Problem 4C, in which the points x and y are bound inside the circle, was solved correctly by 73%. The decreased solution rates of 4B and 4C lead us to suspect that some students do not pay attention to the definition of the domain and the co-domain. They probably had the whole plane in mind when giving their response.

Figure4. Interactive graphical representation of a binary operation in a disc.

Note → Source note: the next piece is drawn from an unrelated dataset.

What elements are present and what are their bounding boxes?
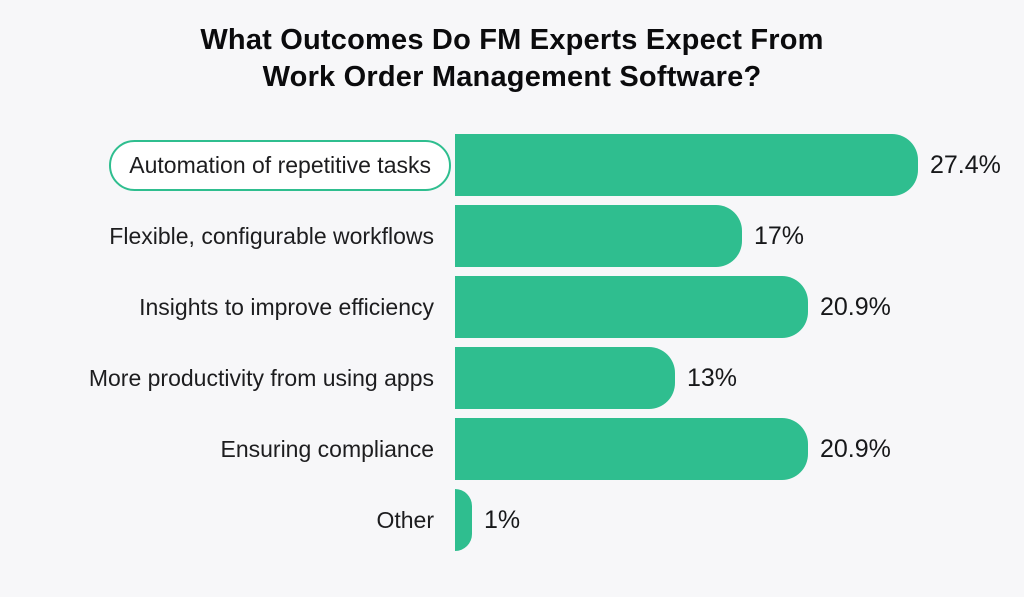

Table5. Description and results of problem set 4

Problem / Description / Binary
Operation / Frequency,
n / Difficulty,
p
4A / x and y free,
x oy stays inside / yes / 30 / 0.83
4B / x and y bounded inside,
x oy stays inside / yes / 22 / 0.73
4C / x and y free,
x oy can be outside / yes / 27 / 0.70

5. Discussion

We would like to quote the IBMT (Interaction Between Mathematics and Technology) principle by Kadijevich et al. (2004): “When using mathematics, don’t forget available tool(s); when utilising tools, don’t forget the underlying mathematics.” In other words, mathematics cannot only direct the tool utilisation, but also help us to achieve it in a more efficient and suitable way. In such a way, mathematically-grounded “button pressing” would not compromise thinking but rather enhance it for the benefit of the learner. Even though it is well known that technology can shift mathematics teaching from paper and pencil work towards interactive learning, an adequate pedagogical theory is needed for planning and realising learning environments. While the focus of school teaching is often to reach sufficient procedural knowledge, the teaching of university mathematics aims at high conceptual understanding. For both of these, we have to be ready to handle the following dilemma: Should the student need to understand in order to be able to do, or vice versa (cf. Haapasalo 2003)? Perhaps the most promising aspect of technology-based learning (as IGR) is to utilise the principle of simultaneous activation. This allows the teacher to be freed from the worry about the order in which student’s mental models develop when interpreting, transforming and modelling mathematical objects. Our examples hopefully show that more or less systematic pedagogical models connected to an appropriate use of technology can help the teacher to achieve this goal. Interactive applets can be used not only for learning but also for assessment and for increasing new kinds of complexity for the content. It is evident that even university mathematics can be learnt outside institutions by utilising web-based interactivities. Our IGR studies suggest that most students’ difficulties appear in the steps of mathematising and interpreting. To validate this result, the correlation between test performance in IGR problems and in problems represented in symbolic form should be examined even more thoroughly. Furthermore, qualitative research into students’ thinking processes would probably give valuable information for developing appropriate learning environments. The on-going research in the DAAD project will focus on these questions.